Following the biggest Service Design Fringe Festival to date, we're sharing the highlights of our talks and workshops with the global community, so everybody can join in discussions around our industry. Continuing in a series of short stories, Ben Heller, a senior consultant at EY, writes his top five tips for bringing design thinking into organisations, complete with some amusing memes courtesy of UX Reactions.
Hello service design enthusiasts! Ben Heller here, reporting back on the Service Design Fringe Festival panel discussion “Bringing Design Thinking into Organisations”.
Emma Gasson, Megha Wadhawan, Jason Grant and Lisa O'Brien were our brilliant panellists. Their wide-ranging experiences provided some insightful lessons learnt. Reflecting on the high and low points of their careers thus far in service design, the panellists all helped paint a picture of what it takes to think like a service designer, even when no one around you does.
Their advice was too precious to be boiled down to a short list, but that hasn’t stopped me from trying! Here are some thoughts and actions we can all take to the studio with us for our next service design project:
Get sponsorship from the top: This isn’t always possible, but where you can, get some senior stakeholders on your side. Provide them with insight, make them look good at a meeting, be friendly and be a bit lucky and you’ll have some senior support on your side, which will make your job that much easier.
Speak your client’s language: Thinking like a service designer doesn’t necessarily mean speaking like one. When you bring service design thinking into an organisation, remember to speak the language of your stakeholders. If words like ‘design’, ‘prototype’ and ‘user centricity’ are scary for the people around you, find a way to articulate the same ideas in more accessible words.
Be visible: It can be tempting to sit in a quiet room and build your solution in isolation, waiting until it is absolutely finished to show it to your clients. Resist this urge! Mock something up, get it out the door and try it – it’s the only way to be sure your ideas work in practice. By working near your stakeholders and showing them you are friendly and accessible, you also make the likelihood of them opening up to you that much higher. Don't be like these guys below!
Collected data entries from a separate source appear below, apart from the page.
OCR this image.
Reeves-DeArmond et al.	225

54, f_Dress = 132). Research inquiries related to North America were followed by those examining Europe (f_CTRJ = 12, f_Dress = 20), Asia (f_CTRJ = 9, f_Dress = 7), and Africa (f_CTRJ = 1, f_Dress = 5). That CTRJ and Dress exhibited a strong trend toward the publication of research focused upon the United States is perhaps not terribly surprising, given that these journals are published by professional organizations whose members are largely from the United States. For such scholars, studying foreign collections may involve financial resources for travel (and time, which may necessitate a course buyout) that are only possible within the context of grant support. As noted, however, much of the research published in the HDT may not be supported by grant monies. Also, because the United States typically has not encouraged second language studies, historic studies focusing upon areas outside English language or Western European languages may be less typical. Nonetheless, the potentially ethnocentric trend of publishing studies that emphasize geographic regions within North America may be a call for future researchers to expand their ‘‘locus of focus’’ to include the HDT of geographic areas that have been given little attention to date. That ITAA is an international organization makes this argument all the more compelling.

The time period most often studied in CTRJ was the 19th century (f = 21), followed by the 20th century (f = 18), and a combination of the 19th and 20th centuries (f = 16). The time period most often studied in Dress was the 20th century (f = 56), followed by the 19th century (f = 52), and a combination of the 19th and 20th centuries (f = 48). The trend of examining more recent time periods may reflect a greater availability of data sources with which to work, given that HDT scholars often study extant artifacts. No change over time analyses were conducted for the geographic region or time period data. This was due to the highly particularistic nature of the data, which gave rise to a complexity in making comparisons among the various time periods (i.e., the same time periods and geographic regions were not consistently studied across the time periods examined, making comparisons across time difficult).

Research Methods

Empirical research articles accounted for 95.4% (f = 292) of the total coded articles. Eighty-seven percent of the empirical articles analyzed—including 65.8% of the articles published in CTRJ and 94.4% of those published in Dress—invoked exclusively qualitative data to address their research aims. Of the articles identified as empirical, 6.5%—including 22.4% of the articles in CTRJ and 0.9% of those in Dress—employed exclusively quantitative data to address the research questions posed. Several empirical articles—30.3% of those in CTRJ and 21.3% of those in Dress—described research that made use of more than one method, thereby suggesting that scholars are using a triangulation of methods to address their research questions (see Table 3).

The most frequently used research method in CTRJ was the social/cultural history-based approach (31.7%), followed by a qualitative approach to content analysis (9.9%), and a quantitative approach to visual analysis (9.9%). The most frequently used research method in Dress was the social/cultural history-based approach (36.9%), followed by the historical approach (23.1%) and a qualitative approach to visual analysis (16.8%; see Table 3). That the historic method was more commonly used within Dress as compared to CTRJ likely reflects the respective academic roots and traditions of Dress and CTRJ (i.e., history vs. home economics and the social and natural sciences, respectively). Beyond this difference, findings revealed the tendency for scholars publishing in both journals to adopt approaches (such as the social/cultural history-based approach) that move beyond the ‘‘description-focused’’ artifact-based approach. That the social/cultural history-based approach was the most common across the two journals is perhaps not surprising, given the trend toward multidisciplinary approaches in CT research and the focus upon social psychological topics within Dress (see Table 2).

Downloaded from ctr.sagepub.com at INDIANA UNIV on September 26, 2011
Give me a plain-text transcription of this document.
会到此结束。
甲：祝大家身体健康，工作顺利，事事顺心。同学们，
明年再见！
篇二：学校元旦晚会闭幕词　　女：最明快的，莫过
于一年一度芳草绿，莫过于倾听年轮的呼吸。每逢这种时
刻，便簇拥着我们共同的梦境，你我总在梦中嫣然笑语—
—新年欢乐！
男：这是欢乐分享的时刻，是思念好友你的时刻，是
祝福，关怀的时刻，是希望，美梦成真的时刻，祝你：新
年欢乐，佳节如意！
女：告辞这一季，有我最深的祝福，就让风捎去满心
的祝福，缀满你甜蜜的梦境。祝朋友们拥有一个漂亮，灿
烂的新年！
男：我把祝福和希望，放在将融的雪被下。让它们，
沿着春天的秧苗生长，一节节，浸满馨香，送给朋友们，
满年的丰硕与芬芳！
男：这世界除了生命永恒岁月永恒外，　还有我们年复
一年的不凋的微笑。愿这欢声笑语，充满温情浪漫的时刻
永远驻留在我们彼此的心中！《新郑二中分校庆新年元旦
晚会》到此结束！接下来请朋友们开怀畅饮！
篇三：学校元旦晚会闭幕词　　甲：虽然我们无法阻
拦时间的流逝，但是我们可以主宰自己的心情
Avoid thinking you have all the answers: Service design is not a silver bullet, so don’t pretend you have all the answers. The people around you may have some great ideas too. Collaborate, ask questions, take people on the journey – you never know what you will learn.
Don’t be discouraged: Good work takes time, and not everyone will be on board at first. Be patient with yourself and others. You’ll get there eventually.
Thanks very much for reading one of the festival stories!